Wetjalas is the Nyoongar (South-West Western Australia tribe) word for "white man". When I lived in Perth, Western Australia, there was a lot of concern about young Aboriginals sniffing glue and then stealing powerful cars and taunting the police into high-speed car chases which often ended in serious injuries or fatalities.

The poet wishes to acknowledge Micropress New Zealand in whose pages this poem first appeared.


Tuesday, 9 November 2010

Tuesday Poem: "Ruby, the dark-haired girl (1887-1987)"




O grandmother,
though we are Pakeha you had great mana.
You lived close to that taciturn volcano, One Tree Hill,
and its scoria scars were like the lines on your face,
etched out by the evolution of that city.
And, grandmother, you remembered the beginning of the cycle
with the lucid vision you could not afford on the recent past.
I always wanted to tell you that I loved you, grandmother,
with a sincerity you would feel long after you passed
through the gates of heaven.
To tell you that when I was a child,
I believed you would be here always,
but then I listened closely to the silence between your words
and I knew you were weary of this world.
You were the last bridge
connecting us with a pioneer century
and I feared we would lose ourselves if ever we lost you,
but we never did
for in our children and in our children’s children
we will see the face of Ruby, the dark-haired girl.


Wednesday, 3 November 2010

Tuesday Poem: "Venus' Slip"

Like a sailor returning from a long sea voyage
to find his village wiped out,
like a soldier returning from an unpopular war
to find the gates barred,
his eyes traversed the terrain of his longing,
but the landscape offered him no point of entry.

She no longer keeps the home-fires burning,
she stamps them out
lest they betray the flicker of her ardour.
Across a vast plain of darkness
he sees her there, working in silhouette,
methodically cooling, dousing down their history
from the bottomless bucket of her frozen tears.
Here a memory, there a moment of affection
and over here
every moment she ever arched in ecstasy
or ached with longing at his touch.
“No more, no more,” she whispers, her head bowed
over her breasts, “all fire is consumed by ice.”
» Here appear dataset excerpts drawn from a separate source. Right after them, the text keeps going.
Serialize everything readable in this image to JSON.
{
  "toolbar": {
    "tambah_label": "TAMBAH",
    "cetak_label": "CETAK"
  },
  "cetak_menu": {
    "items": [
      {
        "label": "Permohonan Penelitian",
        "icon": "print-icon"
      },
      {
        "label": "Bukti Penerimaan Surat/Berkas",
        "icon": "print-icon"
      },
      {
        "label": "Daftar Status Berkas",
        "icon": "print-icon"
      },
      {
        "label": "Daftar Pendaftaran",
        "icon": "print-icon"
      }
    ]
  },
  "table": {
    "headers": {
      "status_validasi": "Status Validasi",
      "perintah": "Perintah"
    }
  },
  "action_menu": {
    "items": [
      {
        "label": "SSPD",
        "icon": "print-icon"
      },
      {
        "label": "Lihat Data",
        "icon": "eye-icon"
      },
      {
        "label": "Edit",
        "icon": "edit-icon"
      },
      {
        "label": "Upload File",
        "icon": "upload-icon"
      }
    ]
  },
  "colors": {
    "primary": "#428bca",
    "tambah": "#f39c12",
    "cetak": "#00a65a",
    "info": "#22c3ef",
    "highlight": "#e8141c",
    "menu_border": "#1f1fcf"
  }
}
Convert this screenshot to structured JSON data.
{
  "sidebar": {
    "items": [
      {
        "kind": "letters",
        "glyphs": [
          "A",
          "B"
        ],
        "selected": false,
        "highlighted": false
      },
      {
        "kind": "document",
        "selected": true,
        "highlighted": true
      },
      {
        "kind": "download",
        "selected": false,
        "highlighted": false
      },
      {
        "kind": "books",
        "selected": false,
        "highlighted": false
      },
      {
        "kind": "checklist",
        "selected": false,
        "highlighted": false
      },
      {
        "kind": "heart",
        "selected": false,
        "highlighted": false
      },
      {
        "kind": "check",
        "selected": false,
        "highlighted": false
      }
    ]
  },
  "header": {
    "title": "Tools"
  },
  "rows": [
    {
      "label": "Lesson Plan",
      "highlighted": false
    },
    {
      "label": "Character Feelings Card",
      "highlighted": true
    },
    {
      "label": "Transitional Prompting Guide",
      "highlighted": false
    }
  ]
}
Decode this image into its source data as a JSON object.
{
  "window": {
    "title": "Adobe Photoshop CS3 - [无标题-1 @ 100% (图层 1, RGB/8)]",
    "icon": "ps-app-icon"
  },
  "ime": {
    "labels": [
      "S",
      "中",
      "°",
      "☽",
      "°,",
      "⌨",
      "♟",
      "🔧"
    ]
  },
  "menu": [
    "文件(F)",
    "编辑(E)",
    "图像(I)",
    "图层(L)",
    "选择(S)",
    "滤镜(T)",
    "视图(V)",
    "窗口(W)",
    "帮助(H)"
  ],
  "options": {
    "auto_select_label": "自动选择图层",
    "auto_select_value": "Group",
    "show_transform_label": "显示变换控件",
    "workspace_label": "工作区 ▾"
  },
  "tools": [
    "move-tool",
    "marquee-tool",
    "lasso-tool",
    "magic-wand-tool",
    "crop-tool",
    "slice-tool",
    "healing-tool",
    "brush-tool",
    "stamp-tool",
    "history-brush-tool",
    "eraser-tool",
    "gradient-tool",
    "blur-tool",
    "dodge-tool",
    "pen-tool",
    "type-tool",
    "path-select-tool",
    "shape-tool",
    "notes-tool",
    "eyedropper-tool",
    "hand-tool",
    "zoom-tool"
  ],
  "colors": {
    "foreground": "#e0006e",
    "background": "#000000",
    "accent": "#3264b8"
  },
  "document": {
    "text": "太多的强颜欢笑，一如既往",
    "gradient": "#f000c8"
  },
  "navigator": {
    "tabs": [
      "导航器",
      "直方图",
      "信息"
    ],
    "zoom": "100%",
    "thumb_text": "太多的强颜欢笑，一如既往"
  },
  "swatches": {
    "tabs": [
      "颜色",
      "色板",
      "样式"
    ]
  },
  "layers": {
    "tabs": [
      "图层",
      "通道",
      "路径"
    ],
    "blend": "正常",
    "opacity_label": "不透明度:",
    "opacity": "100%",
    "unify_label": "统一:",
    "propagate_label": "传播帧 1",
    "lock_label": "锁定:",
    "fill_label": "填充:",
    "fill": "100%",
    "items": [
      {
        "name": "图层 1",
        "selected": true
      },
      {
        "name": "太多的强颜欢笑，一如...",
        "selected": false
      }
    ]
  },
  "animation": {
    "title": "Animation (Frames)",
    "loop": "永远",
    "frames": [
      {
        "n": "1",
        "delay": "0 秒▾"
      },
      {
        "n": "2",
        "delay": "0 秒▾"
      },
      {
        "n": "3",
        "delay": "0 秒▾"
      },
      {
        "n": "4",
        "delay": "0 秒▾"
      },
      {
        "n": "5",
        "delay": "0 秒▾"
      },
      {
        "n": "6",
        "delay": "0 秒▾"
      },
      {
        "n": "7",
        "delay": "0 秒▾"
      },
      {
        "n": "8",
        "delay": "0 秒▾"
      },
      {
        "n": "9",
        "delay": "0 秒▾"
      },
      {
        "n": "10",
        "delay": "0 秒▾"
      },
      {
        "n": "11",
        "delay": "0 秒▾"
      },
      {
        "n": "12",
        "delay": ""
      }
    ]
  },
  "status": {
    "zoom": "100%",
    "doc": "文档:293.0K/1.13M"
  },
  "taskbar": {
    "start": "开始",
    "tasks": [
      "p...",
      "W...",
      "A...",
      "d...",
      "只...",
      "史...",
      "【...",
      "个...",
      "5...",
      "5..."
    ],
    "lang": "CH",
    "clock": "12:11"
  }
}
His loins and heart debate constantly,
but they are separate animals now and he rises
above them with the lightness of suffering.
Up here, he captures the clarity he was always denied
and he sees her like Venus in a half-shell
attempting vainly to cover her nakedness.
As she recedes from view, she lifts one arm to wave
and her flimsy cloak falls down.

The poet wishes to acknowledge Valley Micropress in whose pages this poem first appeared.